I manage a small IT infrastructure team. We support, among other users, a development team that’s responsible for the application and database code that’s our primary product offering.
Due to a minor screwup earlier today, it was requested that we perform a full restore of their development server to last night’s backup. This server contains working copies of all of the stuff that’s at the core of the business, plus the version control system that keeps track of of changes to those working files.
Normally I’d foist a job like this off on to my staff, but I have a couple of new people on the team and decided that I’d better run through the procedure with them looking over my shoulder.
So I logged in to the storage system, and pointed to spot where we keep the nightly snapshots of the development system.
“See these snapshot files? With the names like dev20131201, 02, 03? We want dev20131204. I’m gonna select it and hit restore.”
And I did. The system flashed a warning message on the screen:
“All changes made after this snapshot copy was created will be lost.”
“No biggie,” I said. “Those are the changes we want to blow away.” I clicked OK.
Except those were not the only changes the system was referring to. It was also talking about destroying all of the subsequent snapshots since the one I had selected to restore from.
Of course, since I picked last night’s snapshot, there weren’t any subsequent snapshots to worry about, right?
Wrong. I hadn’t picked last night, 20131204. In my distraction while explaining the process to the team, I picked 20131104 - last month’s.
The system happily reset itself to a month ago, destroying any work that had been performed since. Eight developers. One month’s worth of effort. And all the backups of it.

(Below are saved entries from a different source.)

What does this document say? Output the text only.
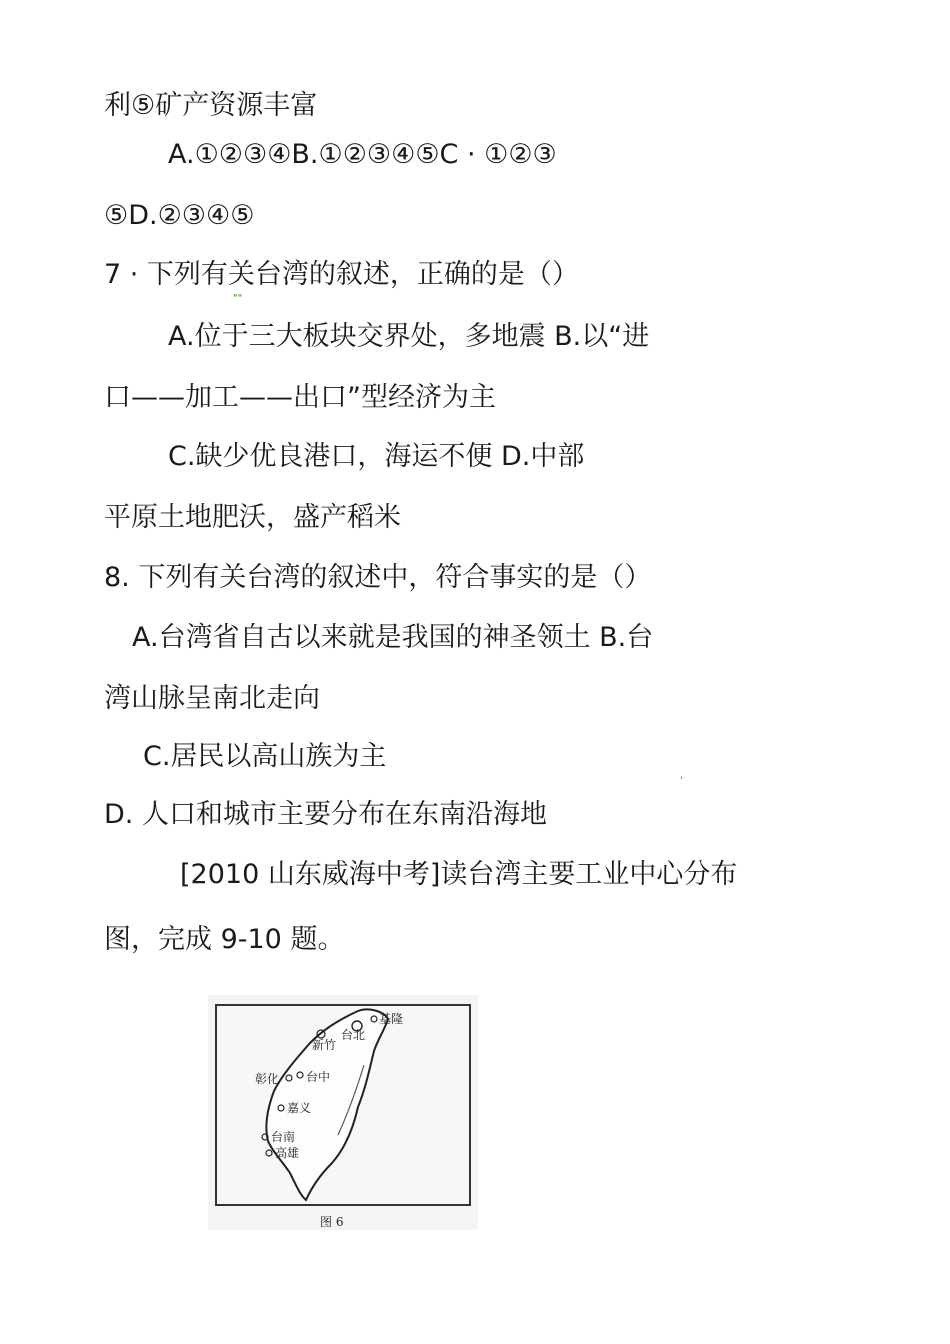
利⑤矿产资源丰富
A.①②③④B.①②③④⑤C · ①②③
⑤D.②③④⑤
7 · 下列有关台湾的叙述，正确的是（）
""
A.位于三大板块交界处，多地震 B.以“进
口——加工——出口”型经济为主
C.缺少优良港口，海运不便 D.中部
平原土地肥沃，盛产稻米
8. 下列有关台湾的叙述中，符合事实的是（）
A.台湾省自古以来就是我国的神圣领土 B.台
湾山脉呈南北走向
C.居民以高山族为主
,
D. 人口和城市主要分布在东南沿海地
[2010 山东威海中考]读台湾主要工业中心分布
图，完成 9-10 题。
基隆
台北
新竹
彰化 台中
嘉义
台南
高雄
图 6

Now, we might be able to recover some of this. People have local working copies of the stuff that’s in active development, and we have a good record of changes that have been deployed to production in the interim.
There’s also the fact that this system was set up exactly as my peer, the Development manager, specified. We asked him about offsite backups, etc, etc, and he didn’t think we needed any (because nobody anticipated anybody would be so stupid as to blow away a month’s worth of work.)
And he has a bit of a habit of being a bit run and gun with his change management process - his team doesn’t log their change requests in any centralized control system, instead relying on CVS to be self documenting.
And I’ve been the strongest advocate in the company against putting all of our eggs in one basket this way, thanks to previous screwups (mostly not my team’s fault) that caused actual customer-impacting problems, for which I’ve been met with nothing but resistance from the same peer who wants everything wrapped up in one nice, neat, monolithic, fragile package.
But still, I fucked up a month’s worth of productivity for eight people thanks to two seconds of inattention. So we’re going to spend probably the next week painfully retracing our steps for the past month before we can even start recreating any of the work. Thanks to a dumb cowboy mistake.
I just wrote my apology speech, accepting full responsibility - none of that Mistakes Were Made shit. I called the CEO and delivered the short version over the phone (he seems both pissed and bemused, which is good) and I’m going to deliver the full version to both teams tomorrow before we get down to business.
But first, I’m gonna drink myself to sleep and take comfort in your fuckups. Please share.